もっとも83ディープやストレンジの際には明確に「チューブラーにしてください」「ソリッドでお願いします」などとプロト制作の際にお願いはしました。しかし今ではそれすら言いません。欲しいアクション、欲しいレングス、欲しいパワーなどをデザイナーである村井社長にお伝えして何種類かのプロトを作ってもらうだけです。

 
したがって、完成品として出来上がったTE74や68のティップがチューブラーなのかソリッドなのか知らないのです(笑)



 
ましてや、どの辺でソリッドが継いであるのか全く知りませんし興味も有りません(^_^;)



 
ようするにソコに興味を持っても意味が無いから持たなくなったのです。
僕は「釣り手」であってエンジニアを目指すわけでは無いので、自分が思う竿になって上がってくれば良いわけですからTEに関してはソコは聞きもしませんでしたよ(笑)



そして今の僕としてはソリッド、チューブラーの昨今の認識に問題があると思ってます。

チューブラー=張りがある
ソリッド=柔らかい

などと言う構図はもうふた昔前の感想ですよ。
硬いか柔らかいかは使用するカーボンシートの素材を何を使うかだけですから、柔らかいチューブラーもあれば硬いソリッドもあるわけです。
 
チューブラーで出来ないのはティップを細く作るのが無理だと言うこと。
マンドレルと呼ばれる芯棒にカーボンシートを巻きつけて焼いて中空に作るわけですから、おのずと細さに限界があるわけで、さらに細く作る場合はおのずとソリッドという結論になりますし選択肢は他にないわけです。
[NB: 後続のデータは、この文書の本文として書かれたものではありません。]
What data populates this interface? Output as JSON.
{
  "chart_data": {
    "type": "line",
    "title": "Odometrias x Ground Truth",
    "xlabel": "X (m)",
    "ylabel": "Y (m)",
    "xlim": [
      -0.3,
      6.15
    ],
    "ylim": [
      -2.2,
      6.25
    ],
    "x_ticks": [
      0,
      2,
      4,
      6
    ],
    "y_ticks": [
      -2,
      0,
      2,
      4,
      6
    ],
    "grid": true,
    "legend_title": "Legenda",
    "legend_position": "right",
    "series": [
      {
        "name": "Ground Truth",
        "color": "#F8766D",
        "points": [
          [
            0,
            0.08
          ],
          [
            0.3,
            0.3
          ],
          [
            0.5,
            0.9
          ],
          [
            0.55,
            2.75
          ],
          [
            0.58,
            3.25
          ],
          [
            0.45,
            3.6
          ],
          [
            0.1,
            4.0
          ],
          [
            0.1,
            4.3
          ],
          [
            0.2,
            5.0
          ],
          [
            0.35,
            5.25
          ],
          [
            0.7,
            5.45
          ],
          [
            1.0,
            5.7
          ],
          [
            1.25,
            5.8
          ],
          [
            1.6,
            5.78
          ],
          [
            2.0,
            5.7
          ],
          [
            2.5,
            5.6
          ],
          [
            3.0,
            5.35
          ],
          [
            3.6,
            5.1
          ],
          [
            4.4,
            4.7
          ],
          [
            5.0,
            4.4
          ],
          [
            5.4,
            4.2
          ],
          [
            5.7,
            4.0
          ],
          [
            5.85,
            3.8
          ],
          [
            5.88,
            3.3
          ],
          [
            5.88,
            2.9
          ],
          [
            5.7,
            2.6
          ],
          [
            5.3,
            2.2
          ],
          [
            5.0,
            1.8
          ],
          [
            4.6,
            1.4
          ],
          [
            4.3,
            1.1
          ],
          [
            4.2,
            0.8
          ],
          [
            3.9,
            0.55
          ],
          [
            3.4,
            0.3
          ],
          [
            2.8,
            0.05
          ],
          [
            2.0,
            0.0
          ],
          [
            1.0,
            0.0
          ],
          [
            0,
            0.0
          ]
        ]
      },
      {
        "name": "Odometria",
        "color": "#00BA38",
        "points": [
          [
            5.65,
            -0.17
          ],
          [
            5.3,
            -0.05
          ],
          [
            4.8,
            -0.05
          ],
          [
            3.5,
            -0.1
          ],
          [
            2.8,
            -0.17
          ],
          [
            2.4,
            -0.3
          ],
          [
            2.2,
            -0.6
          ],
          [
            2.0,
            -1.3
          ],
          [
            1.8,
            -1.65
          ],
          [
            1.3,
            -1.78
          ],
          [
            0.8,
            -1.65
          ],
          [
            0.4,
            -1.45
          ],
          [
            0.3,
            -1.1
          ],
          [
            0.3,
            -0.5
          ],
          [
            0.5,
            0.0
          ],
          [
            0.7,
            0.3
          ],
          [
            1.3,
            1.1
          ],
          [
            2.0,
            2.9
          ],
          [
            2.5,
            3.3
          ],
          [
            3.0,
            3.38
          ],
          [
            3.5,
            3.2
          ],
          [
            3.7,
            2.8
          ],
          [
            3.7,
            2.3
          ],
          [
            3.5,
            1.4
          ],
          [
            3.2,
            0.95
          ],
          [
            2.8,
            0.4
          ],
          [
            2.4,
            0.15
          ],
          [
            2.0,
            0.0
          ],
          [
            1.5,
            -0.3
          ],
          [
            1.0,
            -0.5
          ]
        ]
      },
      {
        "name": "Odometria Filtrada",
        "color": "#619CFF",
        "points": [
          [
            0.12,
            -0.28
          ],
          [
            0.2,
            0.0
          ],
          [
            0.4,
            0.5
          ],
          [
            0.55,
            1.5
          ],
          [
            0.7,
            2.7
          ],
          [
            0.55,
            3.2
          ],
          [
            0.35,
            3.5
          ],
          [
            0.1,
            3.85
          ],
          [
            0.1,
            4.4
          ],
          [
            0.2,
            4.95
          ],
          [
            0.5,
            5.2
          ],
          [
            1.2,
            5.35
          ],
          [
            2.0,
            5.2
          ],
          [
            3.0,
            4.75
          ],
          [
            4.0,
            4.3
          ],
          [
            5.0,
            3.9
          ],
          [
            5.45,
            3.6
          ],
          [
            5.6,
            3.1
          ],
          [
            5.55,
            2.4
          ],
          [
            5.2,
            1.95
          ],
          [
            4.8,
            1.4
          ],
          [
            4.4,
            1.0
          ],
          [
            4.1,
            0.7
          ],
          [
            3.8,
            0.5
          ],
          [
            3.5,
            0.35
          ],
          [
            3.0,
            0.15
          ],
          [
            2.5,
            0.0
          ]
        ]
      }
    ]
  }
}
したがって「ソリッド=食い込みが良い」も厳密には間違いです。
柔らかいチューブラーなら弾きませんし、細く作る製法などが可能であればソリッドと変わらず食い込みは良いはずです。


ただ、ソリッドの欠点と言えば言えるのはチューブラーよりも重いことは事実でしょう。中までギッシリカーボンですから当然中空のチューブラーよりも重量は増します。

が、強度で言えば当然ソリッドの方が強いのは理の当然ですし、よく言われる感度(中空の方が伝達が良い)も半ば伝説的で盲信的で錯覚に近いものだと最近は思っています。

沢山の竿を使って釣るとそれがよく分かります。
ソリッドティップのロッドより感度の悪いチューブラーも普通に存在しますよ(笑)
 
 
そもそもロッドの感度は「カーボンシートの素材だけ」で決まるものでは無いのです。

「感度だけ」で言えば一番重要なのはおそらくテーパーデザインやアクションです。

一般的にファーストテーパーが感度が良いと思われがちですが、実際に感度が良いのはレギュラーテーパーやスローテーパーの竿の方です。そこのところの勘違いが昨今多過ぎますし、何より感度だけを取りざたする今の風潮には辟易です。

感度なんて今の高級カーボン素材を使っているなら、チューブラーだろうがソリッドだろうが魚のバイトに対する感度は充分すぎるほどです。

魚はのバイトはその時の状況次第で様々なパターンがあり、どんな夢の素材を使おうが人間が感知し得ないアタリは無数に存在します。例えばボトムへリグを置いてラインを緩めて居たらどんな高感度素材のロッドだろうが伝達があるわけが無いのです。したがって我々がアタリと認識しているのは張ったラインが動く状態であり、今時の高級ロッドでそれが捉えられない竿などあり得ないくらいですよ。


我々ライトゲームアングラーにとってそれよりもっと大切なのは 「リグの操作感」です。
着底や、水中に入ったラインの状態やリグの状態やルアーの存在の変化を感じさせてくれるのが僕が求める高感度ロッドです。

 

そして続いて大事だと思うのは「魚を獲る能力」です。

投げる、感じる、掛ける、いなす、寄せる、抜きあげる…。



魚釣りはキャッチしてはじめて成就します。
そして竿はそれを達成させるための手道具です。
竿を考える際には、丈夫さも含めてそれら総合的な能力を見極めて欲しいものです。